An example of such an attack is a user who creates a “GitHub Issue Resolver” in Agent Builder, connecting the GitHub MCP server to fetch any new issues and create proposed pull requests to solve the issues it fetched. Because the agent treats GitHub issue content as trusted input, a malicious actor can open an issue that appears legitimate but contains instructions to reveal sensitive data.

When the user calls the agent to fetch all open issues and run the resolution workflow, this content becomes part of its execution and subtly influences downstream actions, such as altering pull requests to include sensitive data on private repositories, triggering additional tool calls, or redirecting outputs, without ever explicitly overriding the agent’s instructions.

Given the lack of security scans and limited input/output auditing, any workflow created in Agent Builder that has privileged access to external systems could be susceptible to a toxic flow attack like this.

Attack #2: Malicious MCP Server

Because Agent Builder allows users to connect to custom MCP servers hosted remotely, the legitimacy of third-party MCPs that are neither pre-approved nor under the user’s control is questionable. It’s easy for a user to encounter a malicious MCP server in several ways, including a compromised or maliciously repackaged version of a legitimate tool or an entirely independent server that describes a useful new integration, such as calendar scheduling or data analytics.
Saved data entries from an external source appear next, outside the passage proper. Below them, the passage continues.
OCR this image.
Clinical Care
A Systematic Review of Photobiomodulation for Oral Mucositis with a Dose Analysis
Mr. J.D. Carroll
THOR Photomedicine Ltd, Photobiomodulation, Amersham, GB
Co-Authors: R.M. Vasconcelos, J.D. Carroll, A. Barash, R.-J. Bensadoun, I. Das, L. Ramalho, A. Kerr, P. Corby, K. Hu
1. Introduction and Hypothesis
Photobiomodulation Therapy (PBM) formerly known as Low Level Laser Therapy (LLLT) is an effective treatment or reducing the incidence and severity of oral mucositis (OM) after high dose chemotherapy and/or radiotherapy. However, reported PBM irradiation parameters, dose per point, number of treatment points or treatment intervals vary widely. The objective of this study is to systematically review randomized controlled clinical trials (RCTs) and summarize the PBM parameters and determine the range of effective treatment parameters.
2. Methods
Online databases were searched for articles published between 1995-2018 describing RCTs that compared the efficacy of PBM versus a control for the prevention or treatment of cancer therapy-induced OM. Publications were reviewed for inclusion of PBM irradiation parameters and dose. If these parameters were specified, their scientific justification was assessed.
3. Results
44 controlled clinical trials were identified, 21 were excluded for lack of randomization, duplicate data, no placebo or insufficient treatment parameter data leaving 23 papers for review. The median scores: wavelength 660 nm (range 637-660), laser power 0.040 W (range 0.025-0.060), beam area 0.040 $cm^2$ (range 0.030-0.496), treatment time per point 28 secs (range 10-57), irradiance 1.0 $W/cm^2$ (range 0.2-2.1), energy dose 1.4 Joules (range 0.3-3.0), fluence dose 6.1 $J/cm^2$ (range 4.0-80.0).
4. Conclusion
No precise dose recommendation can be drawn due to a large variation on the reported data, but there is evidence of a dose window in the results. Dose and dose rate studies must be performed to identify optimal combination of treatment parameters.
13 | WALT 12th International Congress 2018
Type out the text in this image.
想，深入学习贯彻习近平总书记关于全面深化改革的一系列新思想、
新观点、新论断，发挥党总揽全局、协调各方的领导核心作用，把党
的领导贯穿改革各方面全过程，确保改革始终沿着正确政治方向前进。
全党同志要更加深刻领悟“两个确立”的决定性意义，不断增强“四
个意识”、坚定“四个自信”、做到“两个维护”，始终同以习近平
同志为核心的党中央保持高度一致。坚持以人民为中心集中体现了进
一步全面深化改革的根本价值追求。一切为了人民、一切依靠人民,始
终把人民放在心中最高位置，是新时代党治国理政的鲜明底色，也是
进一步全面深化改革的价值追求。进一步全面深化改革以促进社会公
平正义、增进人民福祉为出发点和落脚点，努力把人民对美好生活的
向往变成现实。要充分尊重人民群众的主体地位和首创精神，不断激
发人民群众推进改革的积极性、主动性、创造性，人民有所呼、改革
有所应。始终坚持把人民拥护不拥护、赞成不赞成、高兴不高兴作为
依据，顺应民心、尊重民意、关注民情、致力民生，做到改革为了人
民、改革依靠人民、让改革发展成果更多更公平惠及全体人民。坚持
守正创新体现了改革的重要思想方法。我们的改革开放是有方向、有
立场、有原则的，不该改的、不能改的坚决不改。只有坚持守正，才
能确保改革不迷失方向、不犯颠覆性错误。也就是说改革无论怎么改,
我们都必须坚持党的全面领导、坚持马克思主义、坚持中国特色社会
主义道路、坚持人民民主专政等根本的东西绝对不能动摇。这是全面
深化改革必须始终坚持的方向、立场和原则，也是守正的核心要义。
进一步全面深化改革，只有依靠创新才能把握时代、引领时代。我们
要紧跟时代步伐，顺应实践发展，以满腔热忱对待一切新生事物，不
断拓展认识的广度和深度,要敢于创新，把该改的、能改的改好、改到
The user may then connect this MCP server in Agent Builder and grant it access to internal data sources or include it in workflows with other privileged tools. The server exposes seemingly benign tools such as a forecasting tool or customer preference summarization, but is intentionally designed to log inputs, override instructions, or exfiltrate data once connected.

The scale of potential damage is significant. A single malicious MCP server can be reused across many teams within an organization, turning shared configuration links or internal recommendations into widespread distribution across an organization. This attack could escalate further if the agent had access to other services like GitHub, Slack, Notion, Snowflake and/or internal APIs.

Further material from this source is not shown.